Doch einen Umstand gab es, der ihr die Laune jeden Tag gründlich verhagelte: "Das Mittagsessen. Es gab für uns Mitarbeiter am Flughafen keine andere Möglichkeit, als in die Kantine zu gehen. Das Essen war oft deftig, außerdem wiederholte es sich sehr stark und ich als Vegetarierin war extrem eingeschränkt in der Auswahl."
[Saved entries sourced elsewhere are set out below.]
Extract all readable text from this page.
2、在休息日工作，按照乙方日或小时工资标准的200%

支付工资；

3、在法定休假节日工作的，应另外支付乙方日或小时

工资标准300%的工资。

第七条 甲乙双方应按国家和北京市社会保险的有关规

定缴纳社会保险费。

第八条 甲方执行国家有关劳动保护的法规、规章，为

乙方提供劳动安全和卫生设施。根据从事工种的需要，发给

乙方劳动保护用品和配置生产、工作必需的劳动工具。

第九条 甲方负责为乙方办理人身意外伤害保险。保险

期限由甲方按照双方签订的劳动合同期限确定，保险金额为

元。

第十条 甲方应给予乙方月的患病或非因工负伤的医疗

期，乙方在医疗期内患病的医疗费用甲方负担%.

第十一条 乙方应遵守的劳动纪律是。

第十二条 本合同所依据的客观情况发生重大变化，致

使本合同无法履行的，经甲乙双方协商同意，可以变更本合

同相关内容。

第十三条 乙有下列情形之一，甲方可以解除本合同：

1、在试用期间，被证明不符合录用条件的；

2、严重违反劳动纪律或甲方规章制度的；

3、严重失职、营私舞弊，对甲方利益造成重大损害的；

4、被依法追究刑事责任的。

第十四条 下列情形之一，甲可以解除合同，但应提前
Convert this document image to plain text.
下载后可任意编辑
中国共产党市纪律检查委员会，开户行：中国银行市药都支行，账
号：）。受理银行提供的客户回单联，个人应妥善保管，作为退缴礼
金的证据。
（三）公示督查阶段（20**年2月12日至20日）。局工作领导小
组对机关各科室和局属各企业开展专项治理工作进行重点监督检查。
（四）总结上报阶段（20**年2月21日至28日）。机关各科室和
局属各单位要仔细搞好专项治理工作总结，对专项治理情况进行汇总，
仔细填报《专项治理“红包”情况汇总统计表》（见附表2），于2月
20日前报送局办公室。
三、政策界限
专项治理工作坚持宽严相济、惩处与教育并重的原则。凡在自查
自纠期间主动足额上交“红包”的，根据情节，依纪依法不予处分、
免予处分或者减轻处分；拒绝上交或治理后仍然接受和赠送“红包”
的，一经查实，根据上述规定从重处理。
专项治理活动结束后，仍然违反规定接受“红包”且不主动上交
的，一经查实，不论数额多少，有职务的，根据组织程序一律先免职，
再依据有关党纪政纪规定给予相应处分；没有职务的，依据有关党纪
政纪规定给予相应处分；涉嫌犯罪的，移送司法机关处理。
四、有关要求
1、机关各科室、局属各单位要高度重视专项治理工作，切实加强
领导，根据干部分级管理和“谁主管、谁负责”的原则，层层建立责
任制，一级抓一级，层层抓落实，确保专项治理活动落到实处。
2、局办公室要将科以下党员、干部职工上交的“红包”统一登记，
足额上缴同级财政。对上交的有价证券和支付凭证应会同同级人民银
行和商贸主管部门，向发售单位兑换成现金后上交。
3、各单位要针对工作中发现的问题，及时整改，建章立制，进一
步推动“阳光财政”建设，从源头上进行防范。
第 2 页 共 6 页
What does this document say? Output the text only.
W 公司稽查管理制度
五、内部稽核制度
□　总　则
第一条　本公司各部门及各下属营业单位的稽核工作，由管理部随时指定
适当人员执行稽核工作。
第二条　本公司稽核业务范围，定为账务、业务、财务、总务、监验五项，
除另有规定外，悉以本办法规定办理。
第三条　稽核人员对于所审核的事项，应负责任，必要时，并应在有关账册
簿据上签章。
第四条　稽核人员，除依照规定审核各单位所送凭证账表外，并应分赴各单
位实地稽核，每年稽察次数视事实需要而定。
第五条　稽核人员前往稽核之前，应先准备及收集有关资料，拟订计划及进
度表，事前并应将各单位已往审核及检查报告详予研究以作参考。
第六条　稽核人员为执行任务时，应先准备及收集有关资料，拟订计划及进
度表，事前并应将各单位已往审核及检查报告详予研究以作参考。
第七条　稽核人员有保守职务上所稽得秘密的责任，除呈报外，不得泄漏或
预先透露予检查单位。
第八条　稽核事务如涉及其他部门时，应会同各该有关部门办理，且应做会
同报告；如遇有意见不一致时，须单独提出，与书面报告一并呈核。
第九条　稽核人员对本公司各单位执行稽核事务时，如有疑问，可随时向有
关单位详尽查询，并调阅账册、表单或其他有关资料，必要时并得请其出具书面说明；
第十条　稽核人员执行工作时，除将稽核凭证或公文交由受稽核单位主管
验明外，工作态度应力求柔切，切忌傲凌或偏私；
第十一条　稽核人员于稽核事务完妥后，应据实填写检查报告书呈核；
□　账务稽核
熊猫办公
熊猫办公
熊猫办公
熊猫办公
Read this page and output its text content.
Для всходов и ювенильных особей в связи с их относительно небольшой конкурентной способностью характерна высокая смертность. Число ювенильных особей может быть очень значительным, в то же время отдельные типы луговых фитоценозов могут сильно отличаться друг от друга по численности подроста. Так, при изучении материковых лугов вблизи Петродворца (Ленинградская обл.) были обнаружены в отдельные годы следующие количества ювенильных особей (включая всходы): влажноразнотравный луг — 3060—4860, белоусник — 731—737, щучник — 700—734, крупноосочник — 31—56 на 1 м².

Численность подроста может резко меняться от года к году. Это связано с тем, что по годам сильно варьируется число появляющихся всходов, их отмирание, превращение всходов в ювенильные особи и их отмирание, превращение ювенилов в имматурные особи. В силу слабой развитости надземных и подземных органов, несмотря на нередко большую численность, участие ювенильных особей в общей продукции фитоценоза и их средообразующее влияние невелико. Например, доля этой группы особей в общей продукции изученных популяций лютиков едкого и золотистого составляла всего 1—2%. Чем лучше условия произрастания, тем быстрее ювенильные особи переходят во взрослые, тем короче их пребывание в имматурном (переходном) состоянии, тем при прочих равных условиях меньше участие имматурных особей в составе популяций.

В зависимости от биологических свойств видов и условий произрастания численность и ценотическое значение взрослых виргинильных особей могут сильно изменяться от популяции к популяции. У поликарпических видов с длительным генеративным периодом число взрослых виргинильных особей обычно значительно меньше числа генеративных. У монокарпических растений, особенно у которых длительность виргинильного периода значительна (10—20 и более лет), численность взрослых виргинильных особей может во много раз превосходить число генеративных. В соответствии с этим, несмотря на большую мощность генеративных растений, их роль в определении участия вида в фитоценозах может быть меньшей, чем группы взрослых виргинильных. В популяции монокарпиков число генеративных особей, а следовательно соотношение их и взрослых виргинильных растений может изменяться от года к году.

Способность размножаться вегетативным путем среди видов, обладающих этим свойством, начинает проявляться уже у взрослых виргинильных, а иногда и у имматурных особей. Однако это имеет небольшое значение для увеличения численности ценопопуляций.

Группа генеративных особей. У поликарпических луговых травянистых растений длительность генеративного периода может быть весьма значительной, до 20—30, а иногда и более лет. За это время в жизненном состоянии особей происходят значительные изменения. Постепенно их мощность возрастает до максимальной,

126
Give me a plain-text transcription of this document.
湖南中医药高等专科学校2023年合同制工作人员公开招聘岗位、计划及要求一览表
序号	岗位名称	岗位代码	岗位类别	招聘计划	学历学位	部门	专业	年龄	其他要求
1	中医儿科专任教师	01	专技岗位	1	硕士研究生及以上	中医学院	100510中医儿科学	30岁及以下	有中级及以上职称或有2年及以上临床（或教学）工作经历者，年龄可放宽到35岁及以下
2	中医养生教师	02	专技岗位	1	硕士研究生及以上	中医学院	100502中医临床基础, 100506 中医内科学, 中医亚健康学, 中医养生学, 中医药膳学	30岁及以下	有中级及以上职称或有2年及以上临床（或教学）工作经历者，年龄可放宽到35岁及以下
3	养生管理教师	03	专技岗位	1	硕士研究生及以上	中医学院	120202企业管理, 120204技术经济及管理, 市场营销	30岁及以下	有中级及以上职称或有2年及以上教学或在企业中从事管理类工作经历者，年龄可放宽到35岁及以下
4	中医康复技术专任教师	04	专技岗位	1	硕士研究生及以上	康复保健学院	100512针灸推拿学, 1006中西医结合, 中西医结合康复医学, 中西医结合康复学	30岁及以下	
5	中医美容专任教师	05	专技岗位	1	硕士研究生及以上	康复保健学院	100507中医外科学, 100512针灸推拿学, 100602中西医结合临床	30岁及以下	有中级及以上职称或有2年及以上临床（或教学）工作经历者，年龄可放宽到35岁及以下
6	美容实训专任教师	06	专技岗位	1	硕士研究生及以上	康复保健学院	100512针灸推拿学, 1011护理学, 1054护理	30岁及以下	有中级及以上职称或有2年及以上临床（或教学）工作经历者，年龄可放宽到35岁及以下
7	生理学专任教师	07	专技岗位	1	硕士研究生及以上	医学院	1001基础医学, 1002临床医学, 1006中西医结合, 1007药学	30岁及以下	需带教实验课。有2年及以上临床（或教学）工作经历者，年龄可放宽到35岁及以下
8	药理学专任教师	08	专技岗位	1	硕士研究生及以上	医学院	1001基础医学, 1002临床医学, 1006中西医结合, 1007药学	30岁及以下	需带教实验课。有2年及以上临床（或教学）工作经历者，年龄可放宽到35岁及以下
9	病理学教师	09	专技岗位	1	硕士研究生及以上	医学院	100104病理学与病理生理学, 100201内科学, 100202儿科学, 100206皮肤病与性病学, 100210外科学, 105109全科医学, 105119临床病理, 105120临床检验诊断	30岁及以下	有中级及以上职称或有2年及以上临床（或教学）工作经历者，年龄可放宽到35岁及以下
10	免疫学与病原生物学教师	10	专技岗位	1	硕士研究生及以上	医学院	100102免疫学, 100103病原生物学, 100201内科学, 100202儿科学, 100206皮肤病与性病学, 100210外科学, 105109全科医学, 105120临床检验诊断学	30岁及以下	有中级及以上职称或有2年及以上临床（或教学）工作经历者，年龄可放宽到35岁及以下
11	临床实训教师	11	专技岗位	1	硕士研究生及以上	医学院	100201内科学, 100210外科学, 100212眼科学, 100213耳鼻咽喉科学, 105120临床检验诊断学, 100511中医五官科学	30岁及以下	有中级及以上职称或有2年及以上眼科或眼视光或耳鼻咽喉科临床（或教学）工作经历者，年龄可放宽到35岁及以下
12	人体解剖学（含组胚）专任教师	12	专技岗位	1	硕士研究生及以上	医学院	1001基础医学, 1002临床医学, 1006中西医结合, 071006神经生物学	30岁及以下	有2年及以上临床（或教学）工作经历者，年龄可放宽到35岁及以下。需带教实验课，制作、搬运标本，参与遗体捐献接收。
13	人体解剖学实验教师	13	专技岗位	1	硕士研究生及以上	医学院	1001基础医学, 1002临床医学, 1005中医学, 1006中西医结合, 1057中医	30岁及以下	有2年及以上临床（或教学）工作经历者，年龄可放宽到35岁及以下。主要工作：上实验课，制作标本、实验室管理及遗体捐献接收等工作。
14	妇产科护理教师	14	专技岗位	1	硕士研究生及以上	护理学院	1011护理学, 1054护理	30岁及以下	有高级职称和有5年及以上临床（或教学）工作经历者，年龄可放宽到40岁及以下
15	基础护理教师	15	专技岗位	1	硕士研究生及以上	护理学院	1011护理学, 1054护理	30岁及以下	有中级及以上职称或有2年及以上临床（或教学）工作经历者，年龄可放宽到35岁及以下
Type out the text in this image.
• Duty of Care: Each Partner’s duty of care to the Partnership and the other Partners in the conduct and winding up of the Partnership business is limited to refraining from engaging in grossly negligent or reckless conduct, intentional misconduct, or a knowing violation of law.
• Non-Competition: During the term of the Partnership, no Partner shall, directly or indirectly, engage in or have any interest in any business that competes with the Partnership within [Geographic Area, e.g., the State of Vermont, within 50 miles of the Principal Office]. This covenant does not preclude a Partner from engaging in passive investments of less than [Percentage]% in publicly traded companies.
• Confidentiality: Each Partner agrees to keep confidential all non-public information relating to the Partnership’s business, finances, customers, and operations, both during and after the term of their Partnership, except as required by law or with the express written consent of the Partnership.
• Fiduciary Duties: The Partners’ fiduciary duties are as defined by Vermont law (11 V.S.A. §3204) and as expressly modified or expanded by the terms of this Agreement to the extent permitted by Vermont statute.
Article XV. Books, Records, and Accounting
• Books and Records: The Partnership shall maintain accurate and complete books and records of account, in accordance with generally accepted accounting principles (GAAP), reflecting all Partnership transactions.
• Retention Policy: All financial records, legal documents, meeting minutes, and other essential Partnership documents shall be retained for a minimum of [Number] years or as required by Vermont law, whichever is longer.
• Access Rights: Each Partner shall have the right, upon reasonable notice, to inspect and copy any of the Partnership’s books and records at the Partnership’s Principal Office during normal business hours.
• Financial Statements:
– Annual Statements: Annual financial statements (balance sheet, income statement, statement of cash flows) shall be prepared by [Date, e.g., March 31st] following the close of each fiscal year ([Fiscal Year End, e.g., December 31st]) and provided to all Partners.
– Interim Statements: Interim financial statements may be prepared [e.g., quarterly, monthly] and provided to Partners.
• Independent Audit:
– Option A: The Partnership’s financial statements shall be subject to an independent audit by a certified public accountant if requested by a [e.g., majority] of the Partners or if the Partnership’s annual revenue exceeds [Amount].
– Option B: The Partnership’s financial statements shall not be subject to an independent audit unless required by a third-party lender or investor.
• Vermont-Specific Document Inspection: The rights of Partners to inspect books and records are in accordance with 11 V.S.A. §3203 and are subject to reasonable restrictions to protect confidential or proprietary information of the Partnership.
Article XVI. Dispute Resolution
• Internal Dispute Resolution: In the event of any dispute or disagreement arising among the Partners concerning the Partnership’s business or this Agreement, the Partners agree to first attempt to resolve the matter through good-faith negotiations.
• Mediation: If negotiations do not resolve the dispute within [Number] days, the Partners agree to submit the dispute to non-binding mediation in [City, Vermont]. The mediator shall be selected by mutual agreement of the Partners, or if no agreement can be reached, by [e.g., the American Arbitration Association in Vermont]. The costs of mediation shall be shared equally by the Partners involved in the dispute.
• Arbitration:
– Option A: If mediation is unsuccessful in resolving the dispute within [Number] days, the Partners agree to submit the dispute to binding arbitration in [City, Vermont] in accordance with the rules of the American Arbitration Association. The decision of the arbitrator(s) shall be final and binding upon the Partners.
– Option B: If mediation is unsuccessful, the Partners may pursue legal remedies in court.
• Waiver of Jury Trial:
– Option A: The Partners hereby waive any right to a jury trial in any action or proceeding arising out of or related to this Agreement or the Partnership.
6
Also fing sie an, am Abend selbst ihr Mittagessen für den nächsten Tag zu kochen und nahm es mit in den Betrieb. "Endlich konnte ich mich wieder auf ein Essen ganz nach meinem Geschmack freuen", erzählt die junge Frau freudestrahlend. Da ihr neben ihrem Vollzeitjob wenig Zeit zum Einkaufen, Essen vorbereiten und Kochen blieb, suchte sie nach einer Möglichkeit, alles schneller zu machen, ohne auf Frische und Geschmack verzichten zu müssen. "Eigentlich war das die Grundidee für pack2cook", weiß Orbig heute.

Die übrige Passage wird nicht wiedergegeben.